Assim nós rezamos nas novenas: “A partir da Anunciação, Maria viveu para corresponder ao chamado de Deus, sendo Mãe do Cristo e da Igreja”. Já meditamos sobre Maria como Mãe de Cristo, e Mãe de Deus. Voltamos, agora, nossa reflexão sobre Maria como Mãe da Igreja. Em nossas novenas, nós rezamos assim: “No dia de Pentecostes, Maria estava em oração com os apóstolos, naquele momento em que nascia a Igreja”.
As novenas perpétuas são um ato devocional da piedade cristã e um ensinamento sólido e profundo do papel que Maria exerce na História da Salvação

O texto da novena, quando focaliza Maria na história da Salvação, ressalta os três momentos fundamentais para se dar a Maria o título de “Mãe da Igreja”. Na encarnação, gerando em seu ventre o Verbo Eterno, Maria se torna Mãe daquele Jesus que é o fundador da nova Comunidade de Salvação – a Igreja. Jesus só nos salvou porque, como Deus encarnado, podia representar a humanidade para receber a Redenção.
O Concílio Vaticano II, em sua Constituição sobre a Igreja, afirma o seguinte: “A Igreja é, em Cristo, como que o sacramento e sinal, o instrumento da íntima união com Deus e da unidade de todo o gênero humano” (Lumem Gentium). Não existe Igreja sem Cristo, não existe Cristo (Deus feito homem) sem Maria. Por isso, rezamos, com fé e gratidão: Maria é Mãe de Cristo e da Igreja. No momento supremo da manifestação do Amor de Deus pela humanidade, Jesus nos dá sua Mãe, como nossa Mãe e nos entrega a Ela, como filhos amados. “Mulher, eis aí o teu filho; Filho, eis aí a tua Mãe” (Jo 19,25-27).
E o Apóstolo São João, representando toda a humanidade redimida e salva pelo sangue de Cristo derramado na cruz, recebeu Maria em sua casa, família de Deus, gerada aos pés da Cruz. A comunidade nascida no calvário tem Maria como Mãe e Senhora. Por isso, o papa Paulo VI afirma que “adevoção a Maria é um elemento qualificador e intrínseco da genuína piedade da Igreja, e do culto cristão”.
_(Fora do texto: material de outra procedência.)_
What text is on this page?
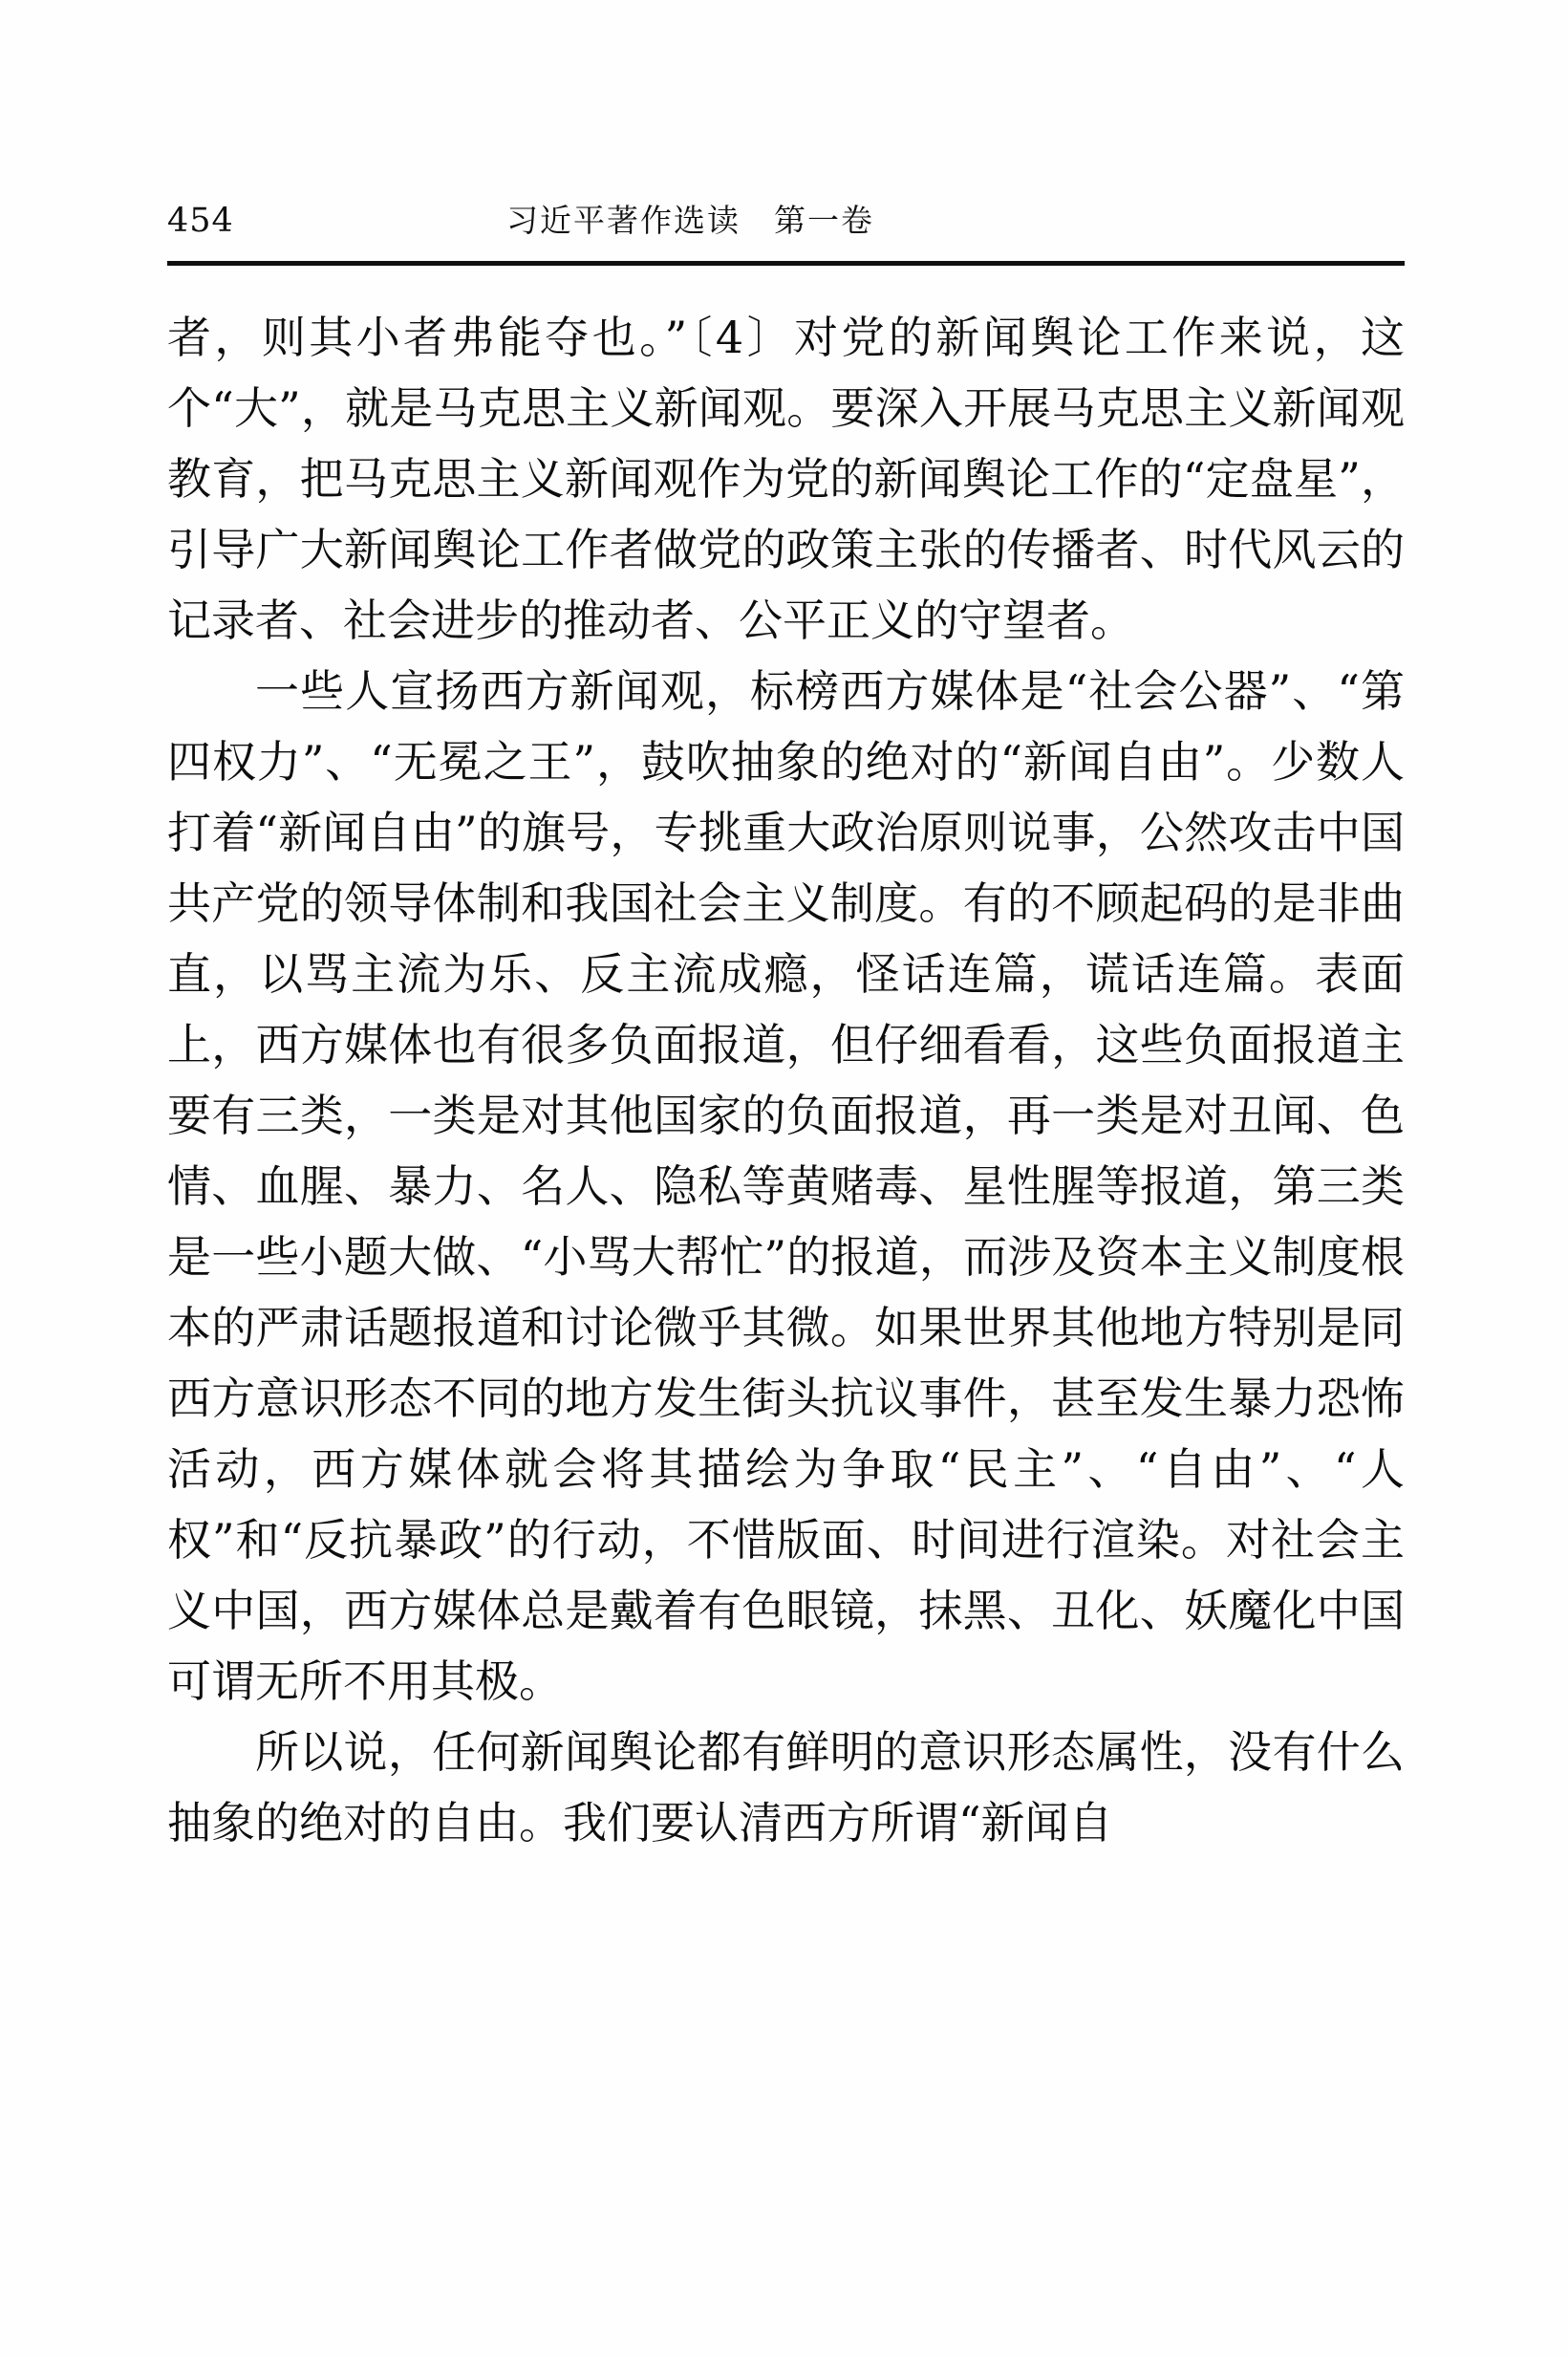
454	习近平著作选读　第一卷

者，则其小者弗能夺也。”〔4〕对党的新闻舆论工作来说，这个“大”，就是马克思主义新闻观。要深入开展马克思主义新闻观教育，把马克思主义新闻观作为党的新闻舆论工作的“定盘星”，引导广大新闻舆论工作者做党的政策主张的传播者、时代风云的记录者、社会进步的推动者、公平正义的守望者。

一些人宣扬西方新闻观，标榜西方媒体是“社会公器”、“第四权力”、“无冕之王”，鼓吹抽象的绝对的“新闻自由”。少数人打着“新闻自由”的旗号，专挑重大政治原则说事，公然攻击中国共产党的领导体制和我国社会主义制度。有的不顾起码的是非曲直，以骂主流为乐、反主流成瘾，怪话连篇，谎话连篇。表面上，西方媒体也有很多负面报道，但仔细看看，这些负面报道主要有三类，一类是对其他国家的负面报道，再一类是对丑闻、色情、血腥、暴力、名人、隐私等黄赌毒、星性腥等报道，第三类是一些小题大做、“小骂大帮忙”的报道，而涉及资本主义制度根本的严肃话题报道和讨论微乎其微。如果世界其他地方特别是同西方意识形态不同的地方发生街头抗议事件，甚至发生暴力恐怖活动，西方媒体就会将其描绘为争取“民主”、“自由”、“人权”和“反抗暴政”的行动，不惜版面、时间进行渲染。对社会主义中国，西方媒体总是戴着有色眼镜，抹黑、丑化、妖魔化中国可谓无所不用其极。

所以说，任何新闻舆论都有鲜明的意识形态属性，没有什么抽象的绝对的自由。我们要认清西方所谓“新闻自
A Igreja, qual grão de trigo lançado à terra, (Cristo morto eressuscitado) esperava, em preces ardentes, a vinda do Espírito Santo, prometido por Jesus. “No Cenáculo, junto com os Apóstolos e com algumas mulheres, entre as quais Maria, a Mãe de Jesus, estavam em oração naquele momento em que
nascia a Igreja”.
Jesus afirmara aos seus discípulos, quando estava para voltar ao Pai, na Ascensão: “O Espírito Santo descerá sobre vocês, e dele receberão forças para serem minhas testemunhas em Jerusalém e em toda a Judeia e a Samaria, e até os extremos da terra” (At 1,8). A Igreja nascida, com Cristo, no ventre de Maria, remida e purificada no sangue derramado, aparece forte, cheia de vida, no dia de Pentecostes, para continuar a missão de Cristo, pelo mundo todo, e até o final dos tempos.
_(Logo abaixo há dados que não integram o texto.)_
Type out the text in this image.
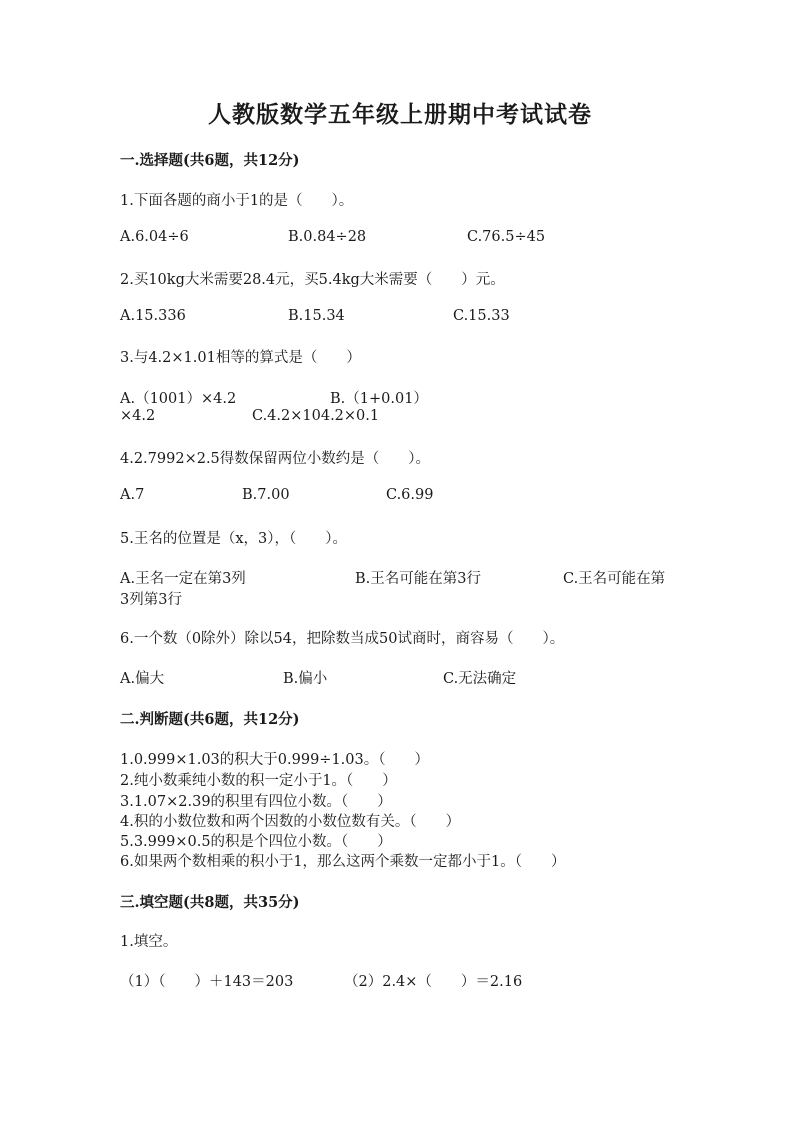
人教版数学五年级上册期中考试试卷
一.选择题(共6题，共12分)
1.下面各题的商小于1的是（　　）。
A.6.04÷6	B.0.84÷28	C.76.5÷45
2.买10kg大米需要28.4元，买5.4kg大米需要（　　）元。
A.15.336	B.15.34	C.15.33
3.与4.2×1.01相等的算式是（　　）
A.（1001）×4.2	B.（1+0.01）
×4.2	C.4.2×104.2×0.1
4.2.7992×2.5得数保留两位小数约是（　　）。
A.7	B.7.00	C.6.99
5.王名的位置是（x，3），（　　）。
A.王名一定在第3列	B.王名可能在第3行	C.王名可能在第
3列第3行
6.一个数（0除外）除以54，把除数当成50试商时，商容易（　　）。
A.偏大	B.偏小	C.无法确定
二.判断题(共6题，共12分)
1.0.999×1.03的积大于0.999÷1.03。（　　）
2.纯小数乘纯小数的积一定小于1。（　　）
3.1.07×2.39的积里有四位小数。（　　）
4.积的小数位数和两个因数的小数位数有关。（　　）
5.3.999×0.5的积是个四位小数。（　　）
6.如果两个数相乘的积小于1，那么这两个乘数一定都小于1。（　　）
三.填空题(共8题，共35分)
1.填空。
（1）（　　）＋143＝203	（2）2.4×（　　）＝2.16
“A Igreja, pela evangelização, gera novos filhos hoje. Esse processo que consiste em transformar a partir de dentro, em renovar a própria humanidade é um verdadeiro renascimento. Neste parto, sempre renovado, Maria é nossa Mãe”. Por isso, o povo cristão reconhece na Igreja a família que tem por mãe a Mãe de Deus. A Igreja, instruída pelo Espírito Santo venera Maria como “Mãe muito amada, com afeto e piedade filial” (LG, 13). Por isso, o papa Paulo VI proclamou, solenemente, no final do Concílio Vaticano II – “Maria, Mãe da Igreja”.
“Maria se tornou o grande sinal de rosto materno e misericordioso, da proximidade do Pai e de Cristo, com quem Ela nos convida a entrar em comunhão”. As novenas perpétuas da Matriz não apenas são um ato devocional da piedade cristã, mas também um ensinamento sólido e profundo do papel que Maria exerce na história da Salvação. Sim! Estamos no caminho certo!